Can’t Get Enough :: All-Star-Blues mit Stephen Stills und Kenny Wayne Shepherd
Ein schnelles Album mit Musikern, die vorher so noch nie gemeinsam im Studio waren, bluesfundiert, aber nicht fixiert, Originale und Covers im Mix: Oberflächlich betrachtet, mutet „Can’t Get Enough“ wie eine sehr späte Fortsetzung von Stephen Stills‘ legendärer „Supersession“ mit Al Kooper an, zumal mit Barry Goldberg ein weiterer Zeitzeuge mitmischt. Der Keyboarder aus Chicago spielte 1968 auf zwei Stücken, auf denen Stills allerdings nicht spielte. So wie dieser ja damals auch nicht mit Mike Bloomfield gespielt hatte, sondern nur für ihn, nachdem der andere Gitarrist den zweiten Session-Tag gesundheitsbedingt sausen lassen musste.
Mit dem jetzt auch schon 36-jährigen Ex-Gitarrenwunderjungen Kenny Wayne Shepherd hat Stills für The Rides nun einen echten und offenbar inspirierenden Spielgefährten gefunden. Die Verve und der Esprit, mit denen er sich hier gleich in das Swamp-Abenteuer „Mississippi Road House“ und später in den Slow-Blues „Can’t Get Enough Of Loving You“ oder das wütende „Word Game“ stürzt, lassen jedenfalls den Schluss zu, das Stills‘ Enthusiasmus für dieses durch Kevin McCormick (Bass) und den herrlich stoischen Chris Layton (einst Stevie Ray Vaughans, jetzt Shepherds Drummer) unterstützte Trio mehr ist als heiße PR-Luft, die nur der Hitze des Moments geschuldete Prosa wie „die Bluesband meiner Träume“ oder gar „die magischste Erfahrung meines Lebens“ hervorbringt.
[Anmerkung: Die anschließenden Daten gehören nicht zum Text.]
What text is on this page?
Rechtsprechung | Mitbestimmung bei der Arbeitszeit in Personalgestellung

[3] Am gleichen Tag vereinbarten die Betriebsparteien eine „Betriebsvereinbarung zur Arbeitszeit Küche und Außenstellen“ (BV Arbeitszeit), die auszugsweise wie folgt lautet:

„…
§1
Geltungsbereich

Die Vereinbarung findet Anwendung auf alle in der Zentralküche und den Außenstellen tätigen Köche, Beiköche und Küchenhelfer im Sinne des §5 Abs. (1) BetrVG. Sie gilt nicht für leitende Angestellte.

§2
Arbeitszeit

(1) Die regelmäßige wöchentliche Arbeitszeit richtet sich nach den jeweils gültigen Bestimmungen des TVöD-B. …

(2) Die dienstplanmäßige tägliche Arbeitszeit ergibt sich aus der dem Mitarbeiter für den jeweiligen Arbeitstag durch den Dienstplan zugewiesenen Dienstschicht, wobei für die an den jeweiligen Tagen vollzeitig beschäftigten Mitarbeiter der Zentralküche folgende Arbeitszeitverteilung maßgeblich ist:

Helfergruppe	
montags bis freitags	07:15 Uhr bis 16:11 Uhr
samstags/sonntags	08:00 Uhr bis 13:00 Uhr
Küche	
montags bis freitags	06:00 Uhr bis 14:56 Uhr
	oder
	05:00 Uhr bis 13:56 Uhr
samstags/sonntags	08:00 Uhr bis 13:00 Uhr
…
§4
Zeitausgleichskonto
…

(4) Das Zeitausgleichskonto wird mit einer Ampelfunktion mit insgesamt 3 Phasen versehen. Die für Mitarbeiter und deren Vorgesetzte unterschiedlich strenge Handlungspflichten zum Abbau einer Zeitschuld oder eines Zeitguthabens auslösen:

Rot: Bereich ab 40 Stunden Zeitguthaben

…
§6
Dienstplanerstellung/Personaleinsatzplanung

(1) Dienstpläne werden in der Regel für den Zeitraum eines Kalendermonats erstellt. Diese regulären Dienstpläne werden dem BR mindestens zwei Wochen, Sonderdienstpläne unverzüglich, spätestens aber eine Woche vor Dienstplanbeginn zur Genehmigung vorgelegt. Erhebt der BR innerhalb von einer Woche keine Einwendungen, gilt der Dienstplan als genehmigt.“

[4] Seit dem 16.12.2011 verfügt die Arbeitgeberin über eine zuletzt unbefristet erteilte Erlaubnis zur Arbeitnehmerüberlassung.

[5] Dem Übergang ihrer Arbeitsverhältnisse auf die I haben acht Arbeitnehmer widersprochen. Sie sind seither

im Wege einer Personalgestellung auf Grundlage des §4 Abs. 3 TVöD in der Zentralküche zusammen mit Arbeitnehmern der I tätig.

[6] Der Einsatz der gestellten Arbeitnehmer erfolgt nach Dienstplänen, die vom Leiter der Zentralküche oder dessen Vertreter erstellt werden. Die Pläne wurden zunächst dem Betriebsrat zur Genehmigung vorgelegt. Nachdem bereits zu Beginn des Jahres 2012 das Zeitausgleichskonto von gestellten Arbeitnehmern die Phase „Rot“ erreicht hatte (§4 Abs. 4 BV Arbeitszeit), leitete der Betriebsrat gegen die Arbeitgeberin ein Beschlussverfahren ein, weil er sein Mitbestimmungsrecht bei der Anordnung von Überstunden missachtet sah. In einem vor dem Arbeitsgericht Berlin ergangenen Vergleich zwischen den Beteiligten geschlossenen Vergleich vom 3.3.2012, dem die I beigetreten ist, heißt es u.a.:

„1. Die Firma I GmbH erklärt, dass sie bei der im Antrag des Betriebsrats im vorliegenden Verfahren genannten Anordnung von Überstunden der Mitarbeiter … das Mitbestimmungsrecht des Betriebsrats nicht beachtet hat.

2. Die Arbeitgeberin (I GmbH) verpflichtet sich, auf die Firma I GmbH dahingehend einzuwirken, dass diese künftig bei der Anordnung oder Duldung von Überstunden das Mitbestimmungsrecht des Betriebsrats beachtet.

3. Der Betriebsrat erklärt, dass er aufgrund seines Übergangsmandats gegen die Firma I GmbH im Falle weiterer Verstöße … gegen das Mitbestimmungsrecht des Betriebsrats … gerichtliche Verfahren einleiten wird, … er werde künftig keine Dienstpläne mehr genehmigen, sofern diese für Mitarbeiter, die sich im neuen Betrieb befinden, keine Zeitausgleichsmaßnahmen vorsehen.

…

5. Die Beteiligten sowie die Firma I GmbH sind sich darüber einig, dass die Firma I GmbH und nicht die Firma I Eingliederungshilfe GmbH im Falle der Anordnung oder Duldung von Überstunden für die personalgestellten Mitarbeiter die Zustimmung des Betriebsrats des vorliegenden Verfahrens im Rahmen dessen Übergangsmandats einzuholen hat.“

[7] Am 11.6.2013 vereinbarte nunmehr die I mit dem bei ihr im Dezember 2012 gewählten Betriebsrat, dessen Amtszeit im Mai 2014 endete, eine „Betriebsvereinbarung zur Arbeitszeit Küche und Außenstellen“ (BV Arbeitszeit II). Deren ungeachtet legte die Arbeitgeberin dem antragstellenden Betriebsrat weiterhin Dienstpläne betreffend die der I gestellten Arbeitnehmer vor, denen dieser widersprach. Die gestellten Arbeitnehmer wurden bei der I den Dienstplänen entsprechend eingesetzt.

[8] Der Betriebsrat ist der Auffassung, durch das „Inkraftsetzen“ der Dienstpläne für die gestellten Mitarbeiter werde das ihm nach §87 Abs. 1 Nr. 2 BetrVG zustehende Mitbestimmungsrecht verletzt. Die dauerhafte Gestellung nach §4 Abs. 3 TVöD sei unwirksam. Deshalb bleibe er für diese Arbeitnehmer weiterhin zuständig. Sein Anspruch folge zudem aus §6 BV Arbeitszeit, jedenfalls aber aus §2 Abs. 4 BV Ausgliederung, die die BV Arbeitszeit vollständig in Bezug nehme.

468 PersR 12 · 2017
Stimmlich ist Stills zwar nicht mehr ganz auf alter Höhe. Aber gerade die Note, die er dann doch nicht mehr ganz kriegt, macht so ein verletzliches Resümee wie „Don’t Want Lies“ umso anrührender.
Mit kernig, aber nicht zu exzessiv zelebrierten Klassikern von Willie Dixon („Talk To Me Baby“) und Muddy Waters („Honey Bee“) kann nichts schiefgehen, und Stephen Stills mal mit Neil Youngs „Rockin‘ In The Free World“ zu hören, ist auch ganz schön. So steht nur das Stooges-Cover „Search &Destroy“ richtig deplatziert in der Gegend rum, zumal Shepherd den Brachial-Song nicht wirklich singen kann. Vielleicht sollte ein Repertoire-Ausreißer her, so wie damals mit Al Kooper diese nach wie vor unfassbare Mega-Version von Donovans „Season Of The Witch“. Doch das stärkere Band-Feeling, das The Rides auf „Can’t Get Enough“ verströmen, musste wohl einfach auf Kosten all der schönen Exzentrik einer „Supersession“ alter Schule gehen.